RSA : régression sociale et aberration économique
Le projet de RSA - revenu de solidarité active -, proposé et défendu par Martin Hirsh, était censé apporter un progrès social aux personnes au RMI retrouvant de l'emploi, pour leur permettre de passer le cap des premiers mois dde retour au statut de salarié et lutter ainsi contre les effets de seuil et les trappes à pauvreté.
Aujourd'hui la façon dont il va être mis en place est une régression sociale insupportable et renvoie aux caisses de secours mutuel de la fin du XIXe siècle.
En effet, faute d'avoir conservé des marges de manœuvre budgétaires et après les avoir entièrement dépensées dans le paquet fiscal au bénéfice des plus aisés, le président de la république et sa majorité UMP s'apprête à réduire la prime pour l'emploi, versée aux salariés modestes pour améliorer leur pouvoir d'achat, et à la transférer sur le RSA, lui-même destiné aux chômeurs récemment recrutés comme salariés modestes.
En clair, comme pour les franchises médicales, c'est l'organisation d'une solidarité entre les plus modestes, sans aucune contribution ni des salaires élevés ni, surtout, des revenus du capital et de la spéculation..
Ce montage insupportable au niveau éthique et républicain est de surcroit une aberration économique et fiscale car il s'intéresse aux effets sans chercher à réduire les causes.
Les personnes principalement criblées par le RSA sont les travailleurs pauvres, c'est-à-dire ceux qui ont des contrats à temps partiel subi ou saisonniers ou précaires et qui ne disposent pas d'un SMIC annuel, donc ont un revenu du travail peu ou prou équivalent à un minium social annualisé.
Il aurait été économiquement et fiscalement intelligent de considérer que les secteurs d'activité qui font des bénéfices grâce à la flexibilité de leur main d'œuvre contribuent à financer le RSA (grande distribution, propreté, bâtiment...): cela aurait permis de construire un peu plus de justice sociale entre les entreprises qui prennent le risque du CDI temps plein et celles qui paient leurs salariés en dessous du SMIC annuel en renvoyant à la solidarité nationale le financement complémentaire de revenu nécessaire pour survivre. Cela aurait aussi ouvert un espace de débat pour la négociations de conditions de travail différentes.

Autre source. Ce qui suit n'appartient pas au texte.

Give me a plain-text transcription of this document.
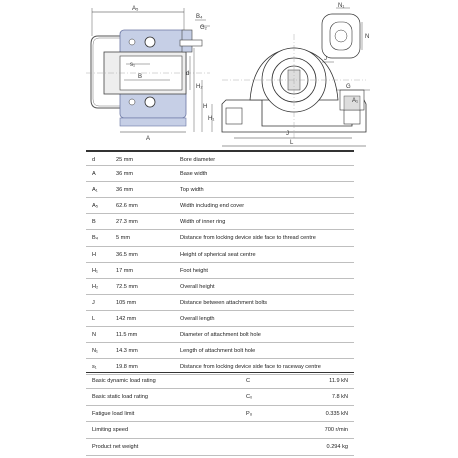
A₅
B₄
G₂
s₁
B
A
d
J
L
H₂
H
H₁
J
N₁
N
G
A₁
d	25 mm	Bore diameter
A	36 mm	Base width
A₁	36 mm	Top width
A₅	62.6 mm	Width including end cover
B	27.3 mm	Width of inner ring
B₄	5 mm	Distance from locking device side face to thread centre
H	36.5 mm	Height of spherical seat centre
H₁	17 mm	Foot height
H₂	72.5 mm	Overall height
J	105 mm	Distance between attachment bolts
L	142 mm	Overall length
N	11.5 mm	Diameter of attachment bolt hole
N₁	14.3 mm	Length of attachment bolt hole
s₁	19.8 mm	Distance from locking device side face to raceway centre
Basic dynamic load rating	C	11.9 kN
Basic static load rating	C₀	7.8 kN
Fatigue load limit	Pᵤ	0.335 kN
Limiting speed	700 r/min
Product net weight	0.294 kg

Tel qu'il va être mis en œuvre, le RSA est donc un gouffre à précarité, injuste et pour les salariés et pour les employeurs. Si l'on rajoute le fait que le RSA est actuellement en cours d'expérimentation et que la loi va être votée avant même d'en voir les résultats, on a exactement le cocktail fatal de la majorité actuelle :
- des effets d'annonce sans expérimentation validée, ni débat public alternatif;
- la solidarité réduite aux plus bas revenus, les pauvres paient pour les pauvres, les riches consomment et investissent
- l'incapacité à construire une politique économique de régulation juste et durable.
Dommage que Martin Hirsh se contente au mieux de faire du caritatif, au pire de préférer sa fonction à la cohérence de ses engagements.